Slee states: 'As we have been promised a future of endless sunshine-style implausibilities, it is our Brexit obligation to imagine these.' The artist interprets the "sunlit uplands" quotation as a chain of ceramic islands - the fragments of utopian sunlit uplands are here with clear skies and everlasting arcadian suns. Slee manipulates heraldic imagery of lions and unicorns as reoccurring characters traversing cake-like worlds. High gloss glaze, bright colours and rocaille entice the viewer. Compact fields sprinkled with trees and wheat sheafs conjure Blakean imagery of pleasant lands, but not all is as it seems - this terrain is patterned with false perspectives.

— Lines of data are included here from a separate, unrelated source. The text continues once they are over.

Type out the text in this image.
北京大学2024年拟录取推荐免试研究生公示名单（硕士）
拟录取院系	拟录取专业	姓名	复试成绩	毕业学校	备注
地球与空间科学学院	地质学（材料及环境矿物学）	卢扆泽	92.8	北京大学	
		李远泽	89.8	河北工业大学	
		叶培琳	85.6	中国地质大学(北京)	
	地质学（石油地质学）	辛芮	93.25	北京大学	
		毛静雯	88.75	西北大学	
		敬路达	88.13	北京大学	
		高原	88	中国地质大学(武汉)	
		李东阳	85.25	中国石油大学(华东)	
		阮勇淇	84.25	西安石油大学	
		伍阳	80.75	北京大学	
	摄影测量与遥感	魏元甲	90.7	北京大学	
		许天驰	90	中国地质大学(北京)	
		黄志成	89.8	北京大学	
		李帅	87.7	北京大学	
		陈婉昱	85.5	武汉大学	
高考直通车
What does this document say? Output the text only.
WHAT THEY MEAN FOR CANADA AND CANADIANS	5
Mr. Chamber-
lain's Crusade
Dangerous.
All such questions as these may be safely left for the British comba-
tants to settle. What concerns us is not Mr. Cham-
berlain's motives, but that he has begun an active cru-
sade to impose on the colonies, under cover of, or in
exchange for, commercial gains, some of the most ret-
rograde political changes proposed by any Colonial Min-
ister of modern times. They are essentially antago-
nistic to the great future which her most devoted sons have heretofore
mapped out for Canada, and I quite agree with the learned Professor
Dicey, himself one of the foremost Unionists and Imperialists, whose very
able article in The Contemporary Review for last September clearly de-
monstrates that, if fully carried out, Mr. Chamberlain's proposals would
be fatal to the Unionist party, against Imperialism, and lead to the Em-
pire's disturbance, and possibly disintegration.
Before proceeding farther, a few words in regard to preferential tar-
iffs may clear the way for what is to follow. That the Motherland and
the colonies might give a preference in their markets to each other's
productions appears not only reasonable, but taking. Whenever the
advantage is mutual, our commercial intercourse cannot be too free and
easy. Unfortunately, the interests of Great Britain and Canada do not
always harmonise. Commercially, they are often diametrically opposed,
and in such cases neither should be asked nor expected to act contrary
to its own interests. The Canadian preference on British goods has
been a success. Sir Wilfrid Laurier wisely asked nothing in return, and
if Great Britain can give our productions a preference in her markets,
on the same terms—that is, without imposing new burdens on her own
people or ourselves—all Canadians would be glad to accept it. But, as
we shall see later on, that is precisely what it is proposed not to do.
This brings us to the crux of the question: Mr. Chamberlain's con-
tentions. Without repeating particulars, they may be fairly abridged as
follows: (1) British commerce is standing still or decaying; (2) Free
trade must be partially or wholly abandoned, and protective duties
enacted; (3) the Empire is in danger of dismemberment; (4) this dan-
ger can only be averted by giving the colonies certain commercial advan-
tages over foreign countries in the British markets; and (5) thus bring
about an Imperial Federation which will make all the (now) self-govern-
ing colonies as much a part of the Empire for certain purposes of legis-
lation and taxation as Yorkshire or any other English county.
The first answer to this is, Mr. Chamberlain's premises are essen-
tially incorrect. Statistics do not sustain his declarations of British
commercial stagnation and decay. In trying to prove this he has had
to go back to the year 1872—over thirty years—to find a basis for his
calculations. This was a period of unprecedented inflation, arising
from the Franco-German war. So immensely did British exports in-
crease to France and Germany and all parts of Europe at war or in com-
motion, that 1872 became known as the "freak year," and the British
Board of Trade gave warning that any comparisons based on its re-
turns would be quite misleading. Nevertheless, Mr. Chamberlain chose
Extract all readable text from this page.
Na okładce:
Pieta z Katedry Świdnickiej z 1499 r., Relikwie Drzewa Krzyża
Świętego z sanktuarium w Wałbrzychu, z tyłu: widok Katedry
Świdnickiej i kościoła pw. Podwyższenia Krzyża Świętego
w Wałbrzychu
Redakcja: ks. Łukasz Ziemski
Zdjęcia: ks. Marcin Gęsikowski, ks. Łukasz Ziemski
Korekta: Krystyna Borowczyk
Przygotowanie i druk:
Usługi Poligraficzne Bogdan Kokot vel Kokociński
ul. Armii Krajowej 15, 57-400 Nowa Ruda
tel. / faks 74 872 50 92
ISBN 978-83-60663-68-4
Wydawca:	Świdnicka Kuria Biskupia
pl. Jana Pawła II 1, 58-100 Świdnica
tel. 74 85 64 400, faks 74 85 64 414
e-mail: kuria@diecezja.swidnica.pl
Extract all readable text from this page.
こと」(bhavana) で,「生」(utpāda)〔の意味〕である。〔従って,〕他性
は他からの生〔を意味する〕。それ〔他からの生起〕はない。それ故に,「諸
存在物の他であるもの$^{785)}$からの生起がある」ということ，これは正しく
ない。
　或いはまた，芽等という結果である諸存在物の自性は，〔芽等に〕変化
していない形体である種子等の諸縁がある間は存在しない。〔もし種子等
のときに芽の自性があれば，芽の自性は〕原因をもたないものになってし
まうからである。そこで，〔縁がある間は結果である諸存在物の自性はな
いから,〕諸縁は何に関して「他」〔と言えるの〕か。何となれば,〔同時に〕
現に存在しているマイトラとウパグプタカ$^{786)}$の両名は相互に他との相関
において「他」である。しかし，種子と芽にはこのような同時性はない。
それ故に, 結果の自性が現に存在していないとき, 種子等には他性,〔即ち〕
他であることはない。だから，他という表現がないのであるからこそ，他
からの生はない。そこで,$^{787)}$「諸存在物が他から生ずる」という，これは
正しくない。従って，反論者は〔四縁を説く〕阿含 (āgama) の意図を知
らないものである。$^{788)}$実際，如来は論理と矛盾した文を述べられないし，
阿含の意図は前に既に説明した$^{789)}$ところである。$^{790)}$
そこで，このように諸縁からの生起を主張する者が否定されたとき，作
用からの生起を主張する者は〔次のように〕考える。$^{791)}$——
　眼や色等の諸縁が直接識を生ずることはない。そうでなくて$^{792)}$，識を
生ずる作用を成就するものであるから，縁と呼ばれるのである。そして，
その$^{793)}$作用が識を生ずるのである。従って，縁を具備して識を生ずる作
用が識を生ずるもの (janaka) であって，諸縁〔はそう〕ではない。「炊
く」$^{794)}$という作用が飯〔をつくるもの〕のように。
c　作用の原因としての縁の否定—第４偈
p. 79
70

"Sunlit Uplands" marks a return to landscape for Slee, expanding on works made in the mid-1990s, in which he made domains for the figurines from his daughter's carboot sale collection. The exemplary Landscape with Hippo (1997) is in the Victoria and Albert Museum collection. This body of work is less sentimental, providing a piercing yet witty commentary on current times. Slee directly draws upon the idea of the wordless graphic novel, notably made popular by Flemish artist Frans Masreel, with each fantastical idyll holding potential narrative open to interpretation. In the repetition and variation of scenes, there is the influence of American newspaper comic strip Krazy Kat, with its ever-changing landscape backgrounds. The viewer's journey through this land is reminiscent of Gulliver's Travels, which can be seen in the direct nod to the novel with Lilliputian eggs and the satirical nature of the work. There is a magic to Slee's expansive landscape - evoking wonder, delight and laughter before raising pertinent questions about our reality.